He's studying four A-levels, sitting his exams shortly, yet expresses concern that he does not have enough work to keep him busy." This was the gist of a conversation I had with a concerned parent shortly before her son sat his A-levels. He came away with four grade As, apparently achieved without raising sweat. A very bright boy, admittedly, but his example aggravated a concern which is emerging amongst those of us privileged to teach the academic elite of this country.
Many of our brightest youngsters appear undernourished by a diet of three A-levels either because its nutritional value has fallen or because their appetites have increased, or indeed both. A significant minority is emerging from school and applying to our top universities with four A-levels at least; or the standard three with two or three AS-levels attached. Having recently contacted 20 of our top independent schools, I can report that in almost all of them approximately a third of their sixth form students are in this category.
The ramifications of this development are more far-reaching than some may yet appreciate, but it appears to be occurring without anyone in a position of power, in government or the educational establishment, intending or directing it. The recent trend towards the modularisation of A-levels has had a part to play.

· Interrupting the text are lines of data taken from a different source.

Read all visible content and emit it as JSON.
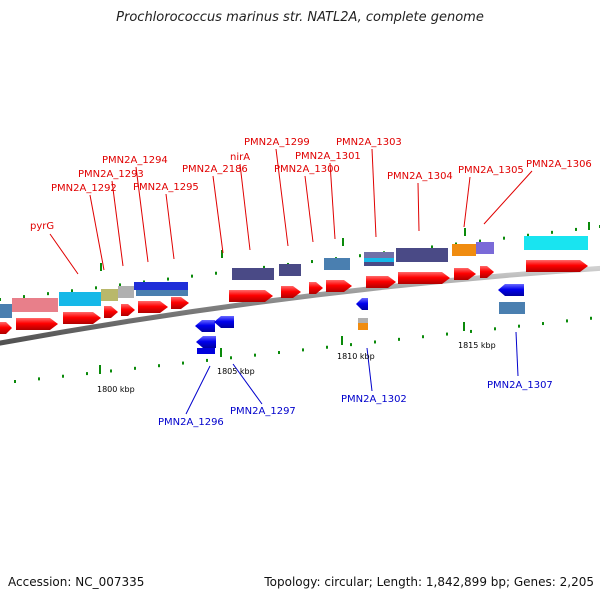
{
  "title": "Prochlorococcus marinus str. NATL2A, complete genome",
  "footer": {
    "accession": "Accession: NC_007335",
    "summary": "Topology: circular; Length: 1,842,899 bp; Genes: 2,205"
  },
  "ticks": [
    "1800 kbp",
    "1805 kbp",
    "1810 kbp",
    "1815 kbp"
  ],
  "labels_top": [
    "pyrG",
    "PMN2A_1292",
    "PMN2A_1293",
    "PMN2A_1294",
    "PMN2A_1295",
    "PMN2A_2186",
    "nirA",
    "PMN2A_1299",
    "PMN2A_1300",
    "PMN2A_1301",
    "PMN2A_1303",
    "PMN2A_1304",
    "PMN2A_1305",
    "PMN2A_1306"
  ],
  "labels_bottom": [
    "PMN2A_1296",
    "PMN2A_1297",
    "PMN2A_1302",
    "PMN2A_1307"
  ],
  "colors": {
    "forward_cds": "#ff0000",
    "reverse_cds": "#0000ff",
    "label_forward": "#e00000",
    "label_reverse": "#0000cc",
    "backbone": "#808080",
    "tick": "#0a8a0a"
  }
}
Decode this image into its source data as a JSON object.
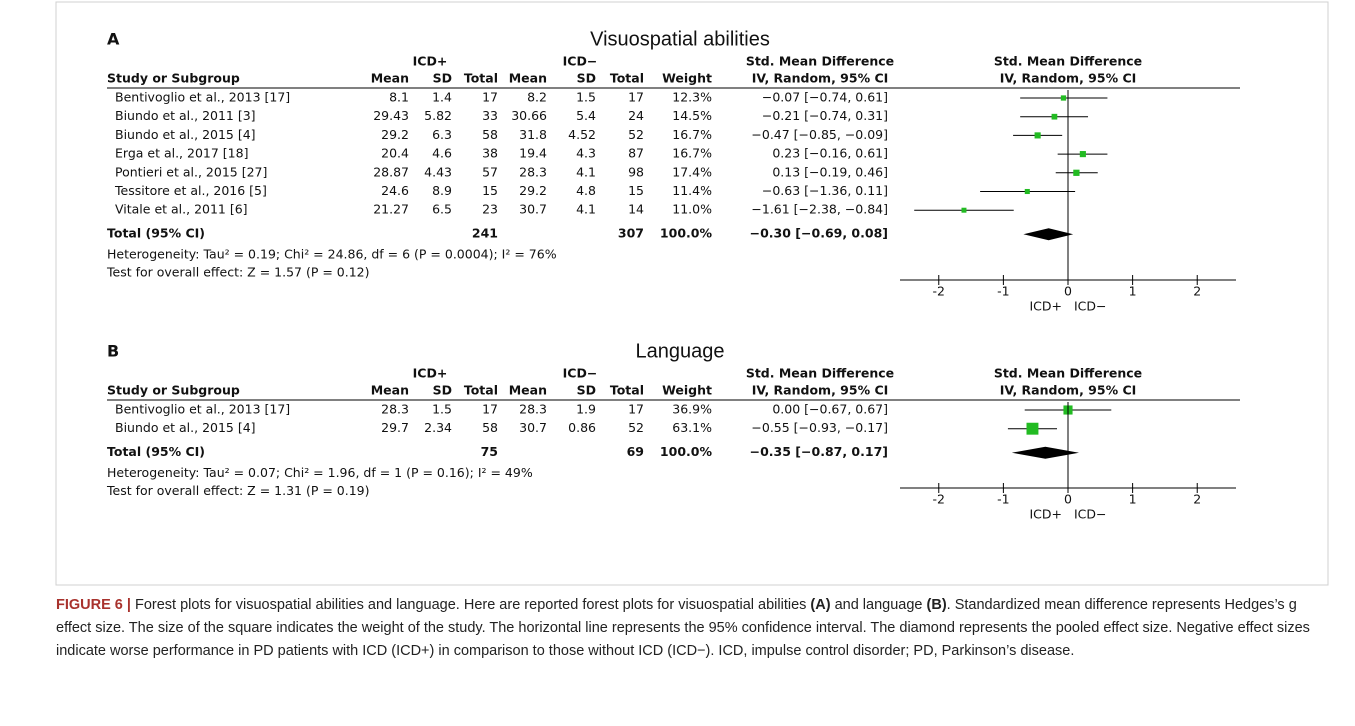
{
  "chart_data": [
    {
      "type": "forest",
      "panel": "A",
      "title": "Visuospatial abilities",
      "group_headers": [
        "ICD+",
        "ICD−",
        "Std. Mean Difference"
      ],
      "columns": [
        "Study or Subgroup",
        "Mean",
        "SD",
        "Total",
        "Mean",
        "SD",
        "Total",
        "Weight",
        "IV, Random, 95% CI"
      ],
      "plot_header": [
        "Std. Mean Difference",
        "IV, Random, 95% CI"
      ],
      "color": "#22bb22",
      "studies": [
        {
          "name": "Bentivoglio et al., 2013 [17]",
          "icd_pos": {
            "mean": 8.1,
            "sd": 1.4,
            "total": 17
          },
          "icd_neg": {
            "mean": 8.2,
            "sd": 1.5,
            "total": 17
          },
          "weight": 12.3,
          "weight_label": "12.3%",
          "smd": -0.07,
          "ci": [
            -0.74,
            0.61
          ],
          "smd_label": "−0.07 [−0.74, 0.61]"
        },
        {
          "name": "Biundo et al., 2011 [3]",
          "icd_pos": {
            "mean": 29.43,
            "sd": 5.82,
            "total": 33
          },
          "icd_neg": {
            "mean": 30.66,
            "sd": 5.4,
            "total": 24
          },
          "weight": 14.5,
          "weight_label": "14.5%",
          "smd": -0.21,
          "ci": [
            -0.74,
            0.31
          ],
          "smd_label": "−0.21 [−0.74, 0.31]"
        },
        {
          "name": "Biundo et al., 2015 [4]",
          "icd_pos": {
            "mean": 29.2,
            "sd": 6.3,
            "total": 58
          },
          "icd_neg": {
            "mean": 31.8,
            "sd": 4.52,
            "total": 52
          },
          "weight": 16.7,
          "weight_label": "16.7%",
          "smd": -0.47,
          "ci": [
            -0.85,
            -0.09
          ],
          "smd_label": "−0.47 [−0.85, −0.09]"
        },
        {
          "name": "Erga et al., 2017 [18]",
          "icd_pos": {
            "mean": 20.4,
            "sd": 4.6,
            "total": 38
          },
          "icd_neg": {
            "mean": 19.4,
            "sd": 4.3,
            "total": 87
          },
          "weight": 16.7,
          "weight_label": "16.7%",
          "smd": 0.23,
          "ci": [
            -0.16,
            0.61
          ],
          "smd_label": "0.23 [−0.16, 0.61]"
        },
        {
          "name": "Pontieri et al., 2015 [27]",
          "icd_pos": {
            "mean": 28.87,
            "sd": 4.43,
            "total": 57
          },
          "icd_neg": {
            "mean": 28.3,
            "sd": 4.1,
            "total": 98
          },
          "weight": 17.4,
          "weight_label": "17.4%",
          "smd": 0.13,
          "ci": [
            -0.19,
            0.46
          ],
          "smd_label": "0.13 [−0.19, 0.46]"
        },
        {
          "name": "Tessitore et al., 2016 [5]",
          "icd_pos": {
            "mean": 24.6,
            "sd": 8.9,
            "total": 15
          },
          "icd_neg": {
            "mean": 29.2,
            "sd": 4.8,
            "total": 15
          },
          "weight": 11.4,
          "weight_label": "11.4%",
          "smd": -0.63,
          "ci": [
            -1.36,
            0.11
          ],
          "smd_label": "−0.63 [−1.36, 0.11]"
        },
        {
          "name": "Vitale et al., 2011 [6]",
          "icd_pos": {
            "mean": 21.27,
            "sd": 6.5,
            "total": 23
          },
          "icd_neg": {
            "mean": 30.7,
            "sd": 4.1,
            "total": 14
          },
          "weight": 11.0,
          "weight_label": "11.0%",
          "smd": -1.61,
          "ci": [
            -2.38,
            -0.84
          ],
          "smd_label": "−1.61 [−2.38, −0.84]"
        }
      ],
      "total": {
        "label": "Total (95% CI)",
        "n_pos": 241,
        "n_neg": 307,
        "weight_label": "100.0%",
        "smd": -0.3,
        "ci": [
          -0.69,
          0.08
        ],
        "smd_label": "−0.30 [−0.69, 0.08]"
      },
      "heterogeneity": "Heterogeneity: Tau² = 0.19; Chi² = 24.86, df = 6 (P = 0.0004); I² = 76%",
      "overall_effect": "Test for overall effect: Z = 1.57 (P = 0.12)",
      "xlim": [
        -2.6,
        2.6
      ],
      "xticks": [
        -2,
        -1,
        0,
        1,
        2
      ],
      "direction_labels": [
        "ICD+",
        "ICD−"
      ]
    },
    {
      "type": "forest",
      "panel": "B",
      "title": "Language",
      "group_headers": [
        "ICD+",
        "ICD−",
        "Std. Mean Difference"
      ],
      "columns": [
        "Study or Subgroup",
        "Mean",
        "SD",
        "Total",
        "Mean",
        "SD",
        "Total",
        "Weight",
        "IV, Random, 95% CI"
      ],
      "plot_header": [
        "Std. Mean Difference",
        "IV, Random, 95% CI"
      ],
      "color": "#22bb22",
      "studies": [
        {
          "name": "Bentivoglio et al., 2013 [17]",
          "icd_pos": {
            "mean": 28.3,
            "sd": 1.5,
            "total": 17
          },
          "icd_neg": {
            "mean": 28.3,
            "sd": 1.9,
            "total": 17
          },
          "weight": 36.9,
          "weight_label": "36.9%",
          "smd": 0.0,
          "ci": [
            -0.67,
            0.67
          ],
          "smd_label": "0.00 [−0.67, 0.67]"
        },
        {
          "name": "Biundo et al., 2015 [4]",
          "icd_pos": {
            "mean": 29.7,
            "sd": 2.34,
            "total": 58
          },
          "icd_neg": {
            "mean": 30.7,
            "sd": 0.86,
            "total": 52
          },
          "weight": 63.1,
          "weight_label": "63.1%",
          "smd": -0.55,
          "ci": [
            -0.93,
            -0.17
          ],
          "smd_label": "−0.55 [−0.93, −0.17]"
        }
      ],
      "total": {
        "label": "Total (95% CI)",
        "n_pos": 75,
        "n_neg": 69,
        "weight_label": "100.0%",
        "smd": -0.35,
        "ci": [
          -0.87,
          0.17
        ],
        "smd_label": "−0.35 [−0.87, 0.17]"
      },
      "heterogeneity": "Heterogeneity: Tau² = 0.07; Chi² = 1.96, df = 1 (P = 0.16); I² = 49%",
      "overall_effect": "Test for overall effect: Z = 1.31 (P = 0.19)",
      "xlim": [
        -2.6,
        2.6
      ],
      "xticks": [
        -2,
        -1,
        0,
        1,
        2
      ],
      "direction_labels": [
        "ICD+",
        "ICD−"
      ]
    }
  ],
  "caption": [
    {
      "text": "FIGURE 6 |",
      "bold": true
    },
    {
      "text": " Forest plots for visuospatial abilities and language. Here are reported forest plots for visuospatial abilities ",
      "bold": false
    },
    {
      "text": "(A)",
      "bold": true
    },
    {
      "text": " and language ",
      "bold": false
    },
    {
      "text": "(B)",
      "bold": true
    },
    {
      "text": ". Standardized mean difference represents Hedges’s g effect size. The size of the square indicates the weight of the study. The horizontal line represents the 95% confidence interval. The diamond represents the pooled effect size. Negative effect sizes indicate worse performance in PD patients with ICD (ICD+) in comparison to those without ICD (ICD−). ICD, impulse control disorder; PD, Parkinson’s disease.",
      "bold": false
    }
  ]
}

Where previously the rigidity of a school's timetable and limited teaching resources made the teaching of extra A-levels impossible, the flexibility afforded by modularisation has made more time available so that it is easier to respond to the rising demand for more examined subjects.
Students can now retake modules to improve their performance and also relieve the endurance test of the summer exams at the end of the two-year course. This has contributed to the now-familiar phenomenon of "grade inflation" and has muddied the waters of the debate over declining standards. The increasing number of high grades being gained has certainly depreciated the currency of A-levels below the level of, say, five years ago. But one should not necessarily conclude from this that there has been a decline in quality. Rather, perhaps, staff and students have risen to the challenge. Whatever the case, the pressure is on to sit more exams.

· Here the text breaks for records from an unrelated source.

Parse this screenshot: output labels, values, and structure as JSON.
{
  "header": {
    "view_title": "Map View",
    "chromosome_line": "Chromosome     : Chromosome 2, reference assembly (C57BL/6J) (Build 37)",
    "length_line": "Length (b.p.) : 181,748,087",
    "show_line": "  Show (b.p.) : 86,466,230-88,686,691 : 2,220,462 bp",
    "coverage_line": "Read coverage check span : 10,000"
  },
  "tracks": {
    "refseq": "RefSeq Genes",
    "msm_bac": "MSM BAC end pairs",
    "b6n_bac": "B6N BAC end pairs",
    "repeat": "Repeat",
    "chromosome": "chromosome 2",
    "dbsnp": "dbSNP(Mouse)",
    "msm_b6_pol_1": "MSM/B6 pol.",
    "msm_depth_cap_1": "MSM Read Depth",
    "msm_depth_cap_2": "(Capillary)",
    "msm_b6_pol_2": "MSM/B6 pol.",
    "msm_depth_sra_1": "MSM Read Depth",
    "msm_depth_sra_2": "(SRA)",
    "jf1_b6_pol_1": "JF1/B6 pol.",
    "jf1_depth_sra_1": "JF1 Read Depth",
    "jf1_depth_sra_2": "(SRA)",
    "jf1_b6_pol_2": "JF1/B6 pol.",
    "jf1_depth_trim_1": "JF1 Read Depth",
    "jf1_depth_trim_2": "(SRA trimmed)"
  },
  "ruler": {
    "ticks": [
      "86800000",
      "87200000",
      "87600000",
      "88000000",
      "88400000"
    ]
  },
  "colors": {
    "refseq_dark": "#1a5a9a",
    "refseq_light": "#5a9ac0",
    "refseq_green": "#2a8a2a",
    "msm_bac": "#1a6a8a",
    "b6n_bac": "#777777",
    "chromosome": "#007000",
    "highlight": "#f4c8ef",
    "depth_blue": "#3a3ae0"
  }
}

The most intriguing aspect of the proliferation of A-levels lies in the question of who or what has been responsible for applying this pressure. It certainly did not originate with the schools who in the last decade have been far too busy responding to external demands to be able to launch any co-ordinated initiatives themselves. The top universities, to which most of the academic elite in our schools apply, are likely to begin to favour applicants with more than three A-levels, but this will be in response to pressure; there is no evidence that they have been responsible for causing the growth in the first place. And the forlorn attempts of the Government to broaden the base of sixth form study in the form of AS-levels have largely proved that it is difficult to sell unattractive goods to discerning and intelligent customers. Which leaves the possibility that it is the influence of parents and pupils in the market place that is now dictating the direction and pace of change within the educational system.

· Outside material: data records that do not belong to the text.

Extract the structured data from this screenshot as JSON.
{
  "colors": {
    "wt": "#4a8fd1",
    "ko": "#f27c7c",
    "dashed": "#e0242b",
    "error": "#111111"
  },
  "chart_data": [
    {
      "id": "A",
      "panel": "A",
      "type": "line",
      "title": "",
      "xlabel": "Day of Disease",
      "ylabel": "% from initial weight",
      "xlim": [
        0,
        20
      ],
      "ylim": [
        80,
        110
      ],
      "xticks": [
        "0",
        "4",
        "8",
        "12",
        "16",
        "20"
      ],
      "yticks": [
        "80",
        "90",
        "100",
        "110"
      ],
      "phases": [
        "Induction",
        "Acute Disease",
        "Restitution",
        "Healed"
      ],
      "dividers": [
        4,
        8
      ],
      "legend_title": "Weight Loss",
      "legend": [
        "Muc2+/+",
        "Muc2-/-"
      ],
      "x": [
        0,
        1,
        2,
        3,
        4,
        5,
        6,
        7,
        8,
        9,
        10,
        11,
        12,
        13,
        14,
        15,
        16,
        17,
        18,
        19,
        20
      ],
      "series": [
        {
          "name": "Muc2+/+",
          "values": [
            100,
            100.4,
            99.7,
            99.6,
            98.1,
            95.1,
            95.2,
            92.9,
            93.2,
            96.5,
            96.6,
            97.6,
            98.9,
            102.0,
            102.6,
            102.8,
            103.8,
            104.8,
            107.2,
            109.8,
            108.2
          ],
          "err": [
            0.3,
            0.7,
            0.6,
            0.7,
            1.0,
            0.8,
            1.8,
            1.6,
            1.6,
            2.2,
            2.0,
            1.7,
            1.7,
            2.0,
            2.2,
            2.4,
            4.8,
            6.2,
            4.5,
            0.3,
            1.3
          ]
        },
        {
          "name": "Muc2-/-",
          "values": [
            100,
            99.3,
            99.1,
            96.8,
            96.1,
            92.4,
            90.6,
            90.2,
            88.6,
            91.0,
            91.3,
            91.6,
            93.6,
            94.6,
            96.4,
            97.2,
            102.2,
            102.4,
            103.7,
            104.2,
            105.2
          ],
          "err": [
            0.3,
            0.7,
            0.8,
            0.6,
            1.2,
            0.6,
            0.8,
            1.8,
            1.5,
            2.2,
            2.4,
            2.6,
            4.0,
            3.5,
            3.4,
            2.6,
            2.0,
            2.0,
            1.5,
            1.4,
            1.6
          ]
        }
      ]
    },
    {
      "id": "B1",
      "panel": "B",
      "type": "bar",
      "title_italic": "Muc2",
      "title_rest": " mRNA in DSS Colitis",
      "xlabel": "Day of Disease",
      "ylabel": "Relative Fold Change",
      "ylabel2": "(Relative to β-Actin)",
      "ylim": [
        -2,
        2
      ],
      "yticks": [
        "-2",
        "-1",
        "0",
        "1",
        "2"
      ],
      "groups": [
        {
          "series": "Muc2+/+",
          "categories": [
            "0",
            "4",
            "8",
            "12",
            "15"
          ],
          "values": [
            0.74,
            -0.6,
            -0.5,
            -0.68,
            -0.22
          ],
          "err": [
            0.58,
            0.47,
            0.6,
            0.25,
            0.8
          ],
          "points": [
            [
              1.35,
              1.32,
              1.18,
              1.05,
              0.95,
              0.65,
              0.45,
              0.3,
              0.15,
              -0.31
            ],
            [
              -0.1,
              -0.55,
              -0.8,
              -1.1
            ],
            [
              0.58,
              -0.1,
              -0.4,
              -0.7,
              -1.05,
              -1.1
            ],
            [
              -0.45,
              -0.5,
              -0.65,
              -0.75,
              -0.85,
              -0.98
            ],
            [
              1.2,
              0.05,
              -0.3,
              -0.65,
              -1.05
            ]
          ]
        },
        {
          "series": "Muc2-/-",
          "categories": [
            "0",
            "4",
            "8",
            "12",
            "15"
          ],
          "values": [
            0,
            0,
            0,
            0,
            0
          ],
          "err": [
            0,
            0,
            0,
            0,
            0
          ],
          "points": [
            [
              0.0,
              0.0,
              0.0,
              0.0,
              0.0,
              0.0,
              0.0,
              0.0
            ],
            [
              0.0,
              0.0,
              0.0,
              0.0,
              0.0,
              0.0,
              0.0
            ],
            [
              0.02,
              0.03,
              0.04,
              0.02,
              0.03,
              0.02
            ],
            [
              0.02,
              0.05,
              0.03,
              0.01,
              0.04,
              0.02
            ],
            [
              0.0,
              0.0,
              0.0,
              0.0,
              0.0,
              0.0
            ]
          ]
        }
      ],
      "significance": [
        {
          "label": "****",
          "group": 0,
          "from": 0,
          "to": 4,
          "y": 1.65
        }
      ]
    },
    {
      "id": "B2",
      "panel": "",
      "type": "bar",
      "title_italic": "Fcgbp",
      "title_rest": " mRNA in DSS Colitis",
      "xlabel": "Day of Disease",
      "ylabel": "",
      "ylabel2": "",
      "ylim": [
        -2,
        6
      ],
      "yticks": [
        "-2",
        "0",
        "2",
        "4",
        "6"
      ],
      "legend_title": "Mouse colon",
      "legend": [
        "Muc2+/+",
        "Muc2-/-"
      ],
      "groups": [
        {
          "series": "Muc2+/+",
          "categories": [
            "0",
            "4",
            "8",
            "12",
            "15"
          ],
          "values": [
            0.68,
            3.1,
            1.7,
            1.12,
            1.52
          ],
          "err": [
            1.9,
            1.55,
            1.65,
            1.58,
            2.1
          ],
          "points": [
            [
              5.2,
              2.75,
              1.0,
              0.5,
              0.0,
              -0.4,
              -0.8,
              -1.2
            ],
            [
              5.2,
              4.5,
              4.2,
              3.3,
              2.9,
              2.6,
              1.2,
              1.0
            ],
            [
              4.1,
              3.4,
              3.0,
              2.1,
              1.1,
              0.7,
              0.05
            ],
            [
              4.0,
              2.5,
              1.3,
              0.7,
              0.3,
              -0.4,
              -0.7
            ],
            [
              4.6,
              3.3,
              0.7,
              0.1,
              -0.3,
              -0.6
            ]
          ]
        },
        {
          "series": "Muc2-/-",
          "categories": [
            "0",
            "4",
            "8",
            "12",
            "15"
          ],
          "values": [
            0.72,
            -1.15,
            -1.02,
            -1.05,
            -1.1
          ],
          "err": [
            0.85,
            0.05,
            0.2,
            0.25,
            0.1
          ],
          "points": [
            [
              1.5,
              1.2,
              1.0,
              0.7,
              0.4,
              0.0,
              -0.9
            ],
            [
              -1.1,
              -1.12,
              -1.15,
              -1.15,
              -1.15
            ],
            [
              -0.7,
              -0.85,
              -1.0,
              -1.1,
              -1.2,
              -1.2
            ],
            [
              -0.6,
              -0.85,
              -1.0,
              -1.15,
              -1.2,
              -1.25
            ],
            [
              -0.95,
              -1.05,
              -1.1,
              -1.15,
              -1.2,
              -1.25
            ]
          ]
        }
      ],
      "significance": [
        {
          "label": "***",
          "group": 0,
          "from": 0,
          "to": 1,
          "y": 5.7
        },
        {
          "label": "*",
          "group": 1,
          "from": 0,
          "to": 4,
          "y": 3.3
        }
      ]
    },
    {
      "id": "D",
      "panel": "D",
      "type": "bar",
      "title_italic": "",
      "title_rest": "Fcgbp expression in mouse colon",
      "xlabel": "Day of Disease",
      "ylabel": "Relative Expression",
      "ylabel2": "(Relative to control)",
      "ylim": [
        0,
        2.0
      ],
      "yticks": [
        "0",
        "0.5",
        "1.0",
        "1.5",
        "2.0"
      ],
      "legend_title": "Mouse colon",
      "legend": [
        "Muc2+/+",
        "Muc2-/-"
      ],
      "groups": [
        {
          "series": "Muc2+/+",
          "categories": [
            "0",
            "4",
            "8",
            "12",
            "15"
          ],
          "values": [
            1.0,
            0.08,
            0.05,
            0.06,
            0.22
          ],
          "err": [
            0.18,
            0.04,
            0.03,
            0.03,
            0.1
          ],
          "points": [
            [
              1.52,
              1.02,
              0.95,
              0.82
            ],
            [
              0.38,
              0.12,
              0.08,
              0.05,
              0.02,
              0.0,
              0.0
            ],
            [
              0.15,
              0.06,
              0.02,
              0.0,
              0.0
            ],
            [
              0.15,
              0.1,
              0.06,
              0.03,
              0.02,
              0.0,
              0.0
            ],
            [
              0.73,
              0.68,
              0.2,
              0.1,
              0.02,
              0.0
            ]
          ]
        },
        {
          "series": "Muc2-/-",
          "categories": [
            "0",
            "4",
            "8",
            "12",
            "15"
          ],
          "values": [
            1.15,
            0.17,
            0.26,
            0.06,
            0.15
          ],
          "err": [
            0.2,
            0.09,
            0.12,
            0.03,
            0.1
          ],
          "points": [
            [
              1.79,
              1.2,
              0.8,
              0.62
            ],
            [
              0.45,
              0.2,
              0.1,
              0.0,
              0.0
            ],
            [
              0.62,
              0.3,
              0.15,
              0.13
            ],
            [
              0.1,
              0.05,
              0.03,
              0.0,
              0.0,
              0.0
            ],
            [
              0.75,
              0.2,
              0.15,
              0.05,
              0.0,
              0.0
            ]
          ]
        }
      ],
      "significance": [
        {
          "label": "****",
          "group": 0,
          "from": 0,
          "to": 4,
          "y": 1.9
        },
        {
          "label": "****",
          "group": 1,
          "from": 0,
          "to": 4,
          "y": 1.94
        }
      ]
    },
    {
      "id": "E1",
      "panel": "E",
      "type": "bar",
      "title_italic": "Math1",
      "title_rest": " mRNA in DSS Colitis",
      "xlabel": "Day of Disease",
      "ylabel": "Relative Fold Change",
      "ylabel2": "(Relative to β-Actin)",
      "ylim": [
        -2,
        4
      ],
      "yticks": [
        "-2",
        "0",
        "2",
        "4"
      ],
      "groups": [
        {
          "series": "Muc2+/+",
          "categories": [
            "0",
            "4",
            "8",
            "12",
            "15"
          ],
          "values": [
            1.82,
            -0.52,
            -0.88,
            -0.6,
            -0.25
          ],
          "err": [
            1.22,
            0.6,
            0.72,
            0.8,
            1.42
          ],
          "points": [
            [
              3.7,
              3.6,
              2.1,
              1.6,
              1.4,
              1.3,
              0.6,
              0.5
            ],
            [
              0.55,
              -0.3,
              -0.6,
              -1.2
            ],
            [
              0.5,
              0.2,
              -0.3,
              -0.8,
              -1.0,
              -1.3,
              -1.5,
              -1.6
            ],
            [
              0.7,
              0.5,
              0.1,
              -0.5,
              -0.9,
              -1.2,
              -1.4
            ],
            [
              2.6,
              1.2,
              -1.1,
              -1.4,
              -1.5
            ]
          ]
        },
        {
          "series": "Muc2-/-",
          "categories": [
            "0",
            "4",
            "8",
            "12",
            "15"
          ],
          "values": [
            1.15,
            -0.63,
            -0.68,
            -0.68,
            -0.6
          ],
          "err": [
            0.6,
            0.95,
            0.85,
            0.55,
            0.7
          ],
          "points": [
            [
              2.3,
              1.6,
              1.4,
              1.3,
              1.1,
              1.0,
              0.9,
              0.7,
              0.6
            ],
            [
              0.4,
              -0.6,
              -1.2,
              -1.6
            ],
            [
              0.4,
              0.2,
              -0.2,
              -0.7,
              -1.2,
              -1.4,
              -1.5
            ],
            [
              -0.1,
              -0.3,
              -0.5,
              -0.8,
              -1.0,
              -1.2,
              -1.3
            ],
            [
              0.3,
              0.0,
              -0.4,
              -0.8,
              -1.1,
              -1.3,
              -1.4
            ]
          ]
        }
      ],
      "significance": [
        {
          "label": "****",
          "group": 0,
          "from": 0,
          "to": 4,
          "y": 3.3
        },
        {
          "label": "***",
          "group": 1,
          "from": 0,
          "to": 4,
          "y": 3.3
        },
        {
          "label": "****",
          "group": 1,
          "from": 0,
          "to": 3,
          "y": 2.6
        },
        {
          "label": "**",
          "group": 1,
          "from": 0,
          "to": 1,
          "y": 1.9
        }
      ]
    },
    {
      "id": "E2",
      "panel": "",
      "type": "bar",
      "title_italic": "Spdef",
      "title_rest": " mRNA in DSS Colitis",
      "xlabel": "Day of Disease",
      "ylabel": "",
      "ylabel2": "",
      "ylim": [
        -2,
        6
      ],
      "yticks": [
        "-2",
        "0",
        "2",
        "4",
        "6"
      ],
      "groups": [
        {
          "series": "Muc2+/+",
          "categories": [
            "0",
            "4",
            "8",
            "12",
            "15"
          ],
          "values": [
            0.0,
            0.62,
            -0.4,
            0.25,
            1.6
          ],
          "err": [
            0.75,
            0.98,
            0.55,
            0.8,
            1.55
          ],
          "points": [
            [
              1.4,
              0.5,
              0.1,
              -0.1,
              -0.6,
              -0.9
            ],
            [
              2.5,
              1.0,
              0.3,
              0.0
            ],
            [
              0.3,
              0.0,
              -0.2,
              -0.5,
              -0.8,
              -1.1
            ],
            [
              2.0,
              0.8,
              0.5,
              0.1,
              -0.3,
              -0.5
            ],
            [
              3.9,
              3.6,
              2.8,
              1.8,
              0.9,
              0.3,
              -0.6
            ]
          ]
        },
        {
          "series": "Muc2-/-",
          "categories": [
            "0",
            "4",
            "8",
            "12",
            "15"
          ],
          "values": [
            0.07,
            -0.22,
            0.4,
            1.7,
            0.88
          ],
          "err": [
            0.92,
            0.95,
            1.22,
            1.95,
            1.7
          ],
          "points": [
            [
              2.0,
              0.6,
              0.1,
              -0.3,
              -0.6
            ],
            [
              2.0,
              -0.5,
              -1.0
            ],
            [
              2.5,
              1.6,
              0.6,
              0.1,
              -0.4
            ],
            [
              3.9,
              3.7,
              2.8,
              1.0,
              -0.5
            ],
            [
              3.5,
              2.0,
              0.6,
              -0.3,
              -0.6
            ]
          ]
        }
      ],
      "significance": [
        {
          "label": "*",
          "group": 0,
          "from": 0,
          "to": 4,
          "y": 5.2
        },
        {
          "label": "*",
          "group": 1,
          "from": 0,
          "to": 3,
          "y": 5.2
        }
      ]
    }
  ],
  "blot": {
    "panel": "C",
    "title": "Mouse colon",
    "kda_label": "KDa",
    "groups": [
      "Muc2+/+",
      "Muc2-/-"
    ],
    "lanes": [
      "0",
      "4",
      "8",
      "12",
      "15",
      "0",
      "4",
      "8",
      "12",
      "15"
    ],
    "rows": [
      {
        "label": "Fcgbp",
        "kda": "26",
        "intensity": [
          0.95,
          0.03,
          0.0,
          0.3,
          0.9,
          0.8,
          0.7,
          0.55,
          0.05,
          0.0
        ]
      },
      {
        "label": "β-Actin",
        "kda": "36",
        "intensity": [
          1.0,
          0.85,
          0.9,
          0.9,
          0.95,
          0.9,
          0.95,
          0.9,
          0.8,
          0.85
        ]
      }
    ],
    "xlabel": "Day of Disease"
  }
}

The Government has been encouraging all of us in education to become more receptive to customer demand, introducing league tables as a trading standard by which quality may be measured. Schools appear now to be responding to pressure from those pupils and parents who seek maximum advantage in the competitive world beyond the school gates. In the eyes of such consumers three A-levels, even at top grades, are no longer enough. Schools are starting to see the benefit to themselves of meeting this demand in order to win promotion up the league tables, in the belief that their position can influence the quantity and quality of their next intake. If a higher position in the tables can be reached by expanding the average number of A-levels per pupil, which school, would be brave or even foolish enough to resist the demand?
It is now nearly a decade since the Government ignored the recommendations of Professor Higginson's committee to broaden the base of the sixth form curriculum. Yet by unleashing the uncontrollable forces of the market it seems to have brought about its expansion without any guiding philosophy, other than "more means better".
For the moment we may look forward to our academic elite not only competing to achieve the top grades at A-level but also attempting to accumulate as many A and AS-levels as possible. It does not bear thinking about where that may leave the rest of their peer group.